My opening statement is a “mini brief” and serves as an outline for the entire hearing. I list all suspected violations quoting statutes, regulations, and case law. I state that “each and every one of these, and other, violations of federal and state statutes and regulations have directly contributed to the denial of a free and appropriate public education to the child.” I then respectfully request specific relief.
I use the list of suspected violations in my opening to prepare direct and cross examination of witnesses. The list of violations will change during the hearing as evidence proves and disproves facts. I use the final list as an outline for my brief.
Develop Your Theme
I choreograph a hearing. I develop a theme of the case based on the patterns I have discerned and the errors made by the district. I state the theme in a few brief sentences or phrases as part of my opening statement. I make sure that each of my witnesses is familiar with the exact wording of the theme.
Once your witnesses use the theme on direct, opposing counsel will have to use it on the cross examination of your witnesses. When you use the theme to question district witness, opposing counsel will have to use it on redirect. Once you name it, it is yours.
For instance, I had a hearing in which the school district had placed a severe time restriction on the parents’ right to request a due process hearing. I referred to it as “a five-day window.” I named it in my opening statement, questioned witnesses using it, and soon it was a term used by opposing counsel and the hearing officer. As “a five-day window” is blatantly illegal, the concept that there was a serious violation permeates the entire hearing.
Direct and Cross Examination of Witnesses
I let my own witness tell the story in their own words on direct examination. I don’t over prepare them for direct, but I spend most of my time preparing them for cross examination.
I focus on my cross examination of the school district’s witnesses. As the school district presents their case first in New York, I have an opportunity to cross examine their witnesses before many of them have even guessed the true nature of the parent’s case. I have often been offered a settlement after opening and the testimony of one or two district witnesses.
Preparation Leads to Settlement
Just as an experienced person can identify a Martha Graham dance, an impressionist painting, or an Amish quilt, so school attorneys and hearing officers should become familiar with a litigator’s style. I like to think that I have my own hearing style.

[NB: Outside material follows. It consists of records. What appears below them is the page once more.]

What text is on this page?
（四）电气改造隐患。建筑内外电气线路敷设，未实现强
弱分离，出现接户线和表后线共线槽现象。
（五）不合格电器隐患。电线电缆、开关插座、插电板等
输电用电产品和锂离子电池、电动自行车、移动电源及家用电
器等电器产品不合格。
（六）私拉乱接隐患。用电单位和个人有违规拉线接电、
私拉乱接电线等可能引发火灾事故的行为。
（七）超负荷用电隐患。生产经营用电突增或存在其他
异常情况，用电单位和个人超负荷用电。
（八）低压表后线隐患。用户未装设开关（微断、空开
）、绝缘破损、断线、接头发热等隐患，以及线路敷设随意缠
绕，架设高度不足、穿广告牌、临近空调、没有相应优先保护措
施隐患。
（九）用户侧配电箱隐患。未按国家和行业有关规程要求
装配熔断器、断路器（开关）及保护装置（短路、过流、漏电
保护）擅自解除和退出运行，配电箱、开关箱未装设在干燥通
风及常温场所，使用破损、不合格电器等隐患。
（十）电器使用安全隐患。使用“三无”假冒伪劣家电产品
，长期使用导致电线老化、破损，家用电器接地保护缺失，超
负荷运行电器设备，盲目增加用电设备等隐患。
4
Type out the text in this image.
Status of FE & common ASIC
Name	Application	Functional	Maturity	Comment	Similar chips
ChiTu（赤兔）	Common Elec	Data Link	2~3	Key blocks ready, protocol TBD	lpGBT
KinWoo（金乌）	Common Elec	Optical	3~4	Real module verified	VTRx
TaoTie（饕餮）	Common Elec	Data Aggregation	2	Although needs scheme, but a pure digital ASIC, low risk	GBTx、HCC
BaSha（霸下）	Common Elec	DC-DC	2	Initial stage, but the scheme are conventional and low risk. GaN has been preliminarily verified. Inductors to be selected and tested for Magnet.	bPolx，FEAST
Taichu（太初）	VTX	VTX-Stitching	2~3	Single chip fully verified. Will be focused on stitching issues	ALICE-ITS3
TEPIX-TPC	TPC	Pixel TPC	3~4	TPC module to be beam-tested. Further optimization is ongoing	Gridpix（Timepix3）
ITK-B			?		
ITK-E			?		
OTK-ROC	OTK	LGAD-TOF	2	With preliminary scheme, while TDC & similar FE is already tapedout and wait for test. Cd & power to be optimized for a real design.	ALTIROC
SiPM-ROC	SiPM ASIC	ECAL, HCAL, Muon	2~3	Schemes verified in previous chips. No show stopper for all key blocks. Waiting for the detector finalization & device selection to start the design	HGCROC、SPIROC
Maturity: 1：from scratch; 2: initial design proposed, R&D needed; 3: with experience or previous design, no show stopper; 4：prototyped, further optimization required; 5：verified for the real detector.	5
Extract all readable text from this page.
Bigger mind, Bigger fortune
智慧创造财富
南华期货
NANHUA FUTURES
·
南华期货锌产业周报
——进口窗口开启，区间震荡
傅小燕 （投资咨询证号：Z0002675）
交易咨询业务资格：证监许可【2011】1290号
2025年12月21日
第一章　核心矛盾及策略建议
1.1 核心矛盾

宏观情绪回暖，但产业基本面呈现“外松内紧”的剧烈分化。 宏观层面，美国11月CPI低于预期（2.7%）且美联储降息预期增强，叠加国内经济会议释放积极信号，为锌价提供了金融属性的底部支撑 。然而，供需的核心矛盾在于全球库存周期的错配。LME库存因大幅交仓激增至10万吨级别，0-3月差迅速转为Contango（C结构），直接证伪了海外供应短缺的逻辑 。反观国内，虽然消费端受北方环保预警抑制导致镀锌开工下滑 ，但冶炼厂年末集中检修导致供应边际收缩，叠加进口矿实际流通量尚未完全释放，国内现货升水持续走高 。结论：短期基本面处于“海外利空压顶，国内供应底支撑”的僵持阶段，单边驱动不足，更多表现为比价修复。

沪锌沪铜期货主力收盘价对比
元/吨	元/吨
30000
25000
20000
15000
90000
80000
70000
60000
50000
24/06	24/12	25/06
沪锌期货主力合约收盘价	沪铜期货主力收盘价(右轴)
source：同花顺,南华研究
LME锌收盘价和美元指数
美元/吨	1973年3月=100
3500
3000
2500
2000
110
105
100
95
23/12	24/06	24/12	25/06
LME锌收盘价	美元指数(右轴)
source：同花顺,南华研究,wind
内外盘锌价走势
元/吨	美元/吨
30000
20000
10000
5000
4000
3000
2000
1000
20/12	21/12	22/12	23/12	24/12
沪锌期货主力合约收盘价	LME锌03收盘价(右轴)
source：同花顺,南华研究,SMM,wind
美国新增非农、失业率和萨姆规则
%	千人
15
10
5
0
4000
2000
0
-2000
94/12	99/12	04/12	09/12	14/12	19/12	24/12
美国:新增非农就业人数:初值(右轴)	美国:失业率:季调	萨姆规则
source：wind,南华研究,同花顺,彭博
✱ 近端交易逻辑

A school attorney who had litigated against me on a previous case, recently walked into a hearing and asked me whether I had prepared an opening statement with “all of those violations.” I responded that I had. She requested a copy of it, and we settled the case after she reviewed it. The best result you can obtain from excellent trial preparation is settlement:
“Discourage litigation. Persuade your neighbors to compromise whenever you can. Point out to them how the nominal winner is often a real loser — in fees, expenses, and waste of time. As a peacemaker the lawyer has a superior opportunity of being a good man. There will still be enough business.” – Abraham Lincoln, “Notes on Lawyers”, ca. July 1, 1850
About the Author
Barbara J. Ebenstein is a private attorney who represents families in special education matters in New York and Connecticut. She is an adjunct associate professor at New York University School of Education where she teaches a graduate course in education law.
Barbara has written a series of articles on special education law for Exceptional Parent Magazine. She moderated an online newsgroup for advocates for LRP Educational Administration Online and has lectured on special education law to parent groups, physicians, teachers, psychologists, and attorneys.